Silence is critically important. Or, more precisely, my silence is critically important. I knew that from day one. Inordinate efforts, overt and covert, went into shutting me up. Teachers rewarded quiet children. My mother told me if I didn’t have anything nice to say not to say anything at all, and she meant it. The priests who routinely ripped my body and mind apart held knives to my throat and told me they’d kill me if I ever said a word. My father tolerated me best when he had me muzzled.

All systems of oppression—from child abuse to racism to ableism—function most effectively when the victims don’t talk. Silence isolates, keeps us focusing inward rather than outward, makes perpetrators’ work easier, confuses and overwhelms. I didn’t know this as a child and teenager. I just knew I had to be quiet. The few times I managed to croak something truthful, I experienced repercussions, swift and brutal, that left no doubt about my oppressors’ intentions.

Coiled Tongues

                           Which tender body

                           shall be carved up

                           served on a platter

                           to Monsignor tonight?

                           Male or female?

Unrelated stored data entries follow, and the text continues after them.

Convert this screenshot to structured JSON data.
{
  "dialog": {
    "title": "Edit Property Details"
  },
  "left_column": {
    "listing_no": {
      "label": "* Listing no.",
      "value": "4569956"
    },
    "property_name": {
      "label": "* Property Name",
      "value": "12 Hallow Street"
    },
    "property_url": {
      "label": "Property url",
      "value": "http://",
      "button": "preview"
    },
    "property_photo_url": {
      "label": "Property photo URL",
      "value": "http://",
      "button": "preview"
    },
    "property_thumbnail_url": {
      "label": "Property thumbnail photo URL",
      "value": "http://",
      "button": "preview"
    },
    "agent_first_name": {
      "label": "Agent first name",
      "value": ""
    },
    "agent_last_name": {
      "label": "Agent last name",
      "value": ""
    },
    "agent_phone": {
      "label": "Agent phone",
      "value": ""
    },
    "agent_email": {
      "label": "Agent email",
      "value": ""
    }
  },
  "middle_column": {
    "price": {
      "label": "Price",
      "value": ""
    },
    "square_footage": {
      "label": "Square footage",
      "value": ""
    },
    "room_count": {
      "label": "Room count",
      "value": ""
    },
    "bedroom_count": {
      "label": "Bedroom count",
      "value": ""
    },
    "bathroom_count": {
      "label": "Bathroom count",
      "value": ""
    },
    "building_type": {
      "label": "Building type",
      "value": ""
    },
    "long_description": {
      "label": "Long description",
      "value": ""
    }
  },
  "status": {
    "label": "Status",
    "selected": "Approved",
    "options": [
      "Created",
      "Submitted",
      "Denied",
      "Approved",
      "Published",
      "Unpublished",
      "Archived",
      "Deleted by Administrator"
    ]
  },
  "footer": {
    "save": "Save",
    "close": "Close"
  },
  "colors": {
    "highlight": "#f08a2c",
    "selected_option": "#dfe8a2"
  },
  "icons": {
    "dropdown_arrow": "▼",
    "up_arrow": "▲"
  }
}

                           White, yellow or brown?

                           Wavering at rectory door

                           I watched my father’s car

                           grow smaller.

                           Catholic obedience

                           always goes too far.

                           Before Monsignor devours flesh

                           he dresses it properly

                           manipulates each limb carefully.

                           Do clerks blanch

                           when selling garter belts

                           and black nylons

                           to fit 10-year-old bodies?

                           Are store managers

                           appreciative accomplices

                           who insist Monsignor

                           take generous discounts?

                           Mouth a final blessing.

                           “You Lebanese girls are so pretty.”

                           His voice slimed over my ribs,

                           anchored in.

                           Some words cannot be exorcised,

                           even with flames.

                           Monsignor savors flesh more

                           when flavored with lies.

                           “Yes, I liked it.”

                           I memorized the force

                           of white fingers

                           picking my bones clean.

                           Years later

                           I remember the children

                           whose eyes slid under the pew

                           whose tongues tangled

                           when Monsignor walked by.

                           The VanDerHagen girls

                           the Beneditto boys

                           the Lee children.

                           I envision priests

                           marking the names in ledgers

                           systematically recording each feeding.

                           Years later

                           at a party

                           someone tells a “joke”:

                           A newly-ordained priest

                           celebrates with

                           a lavish table.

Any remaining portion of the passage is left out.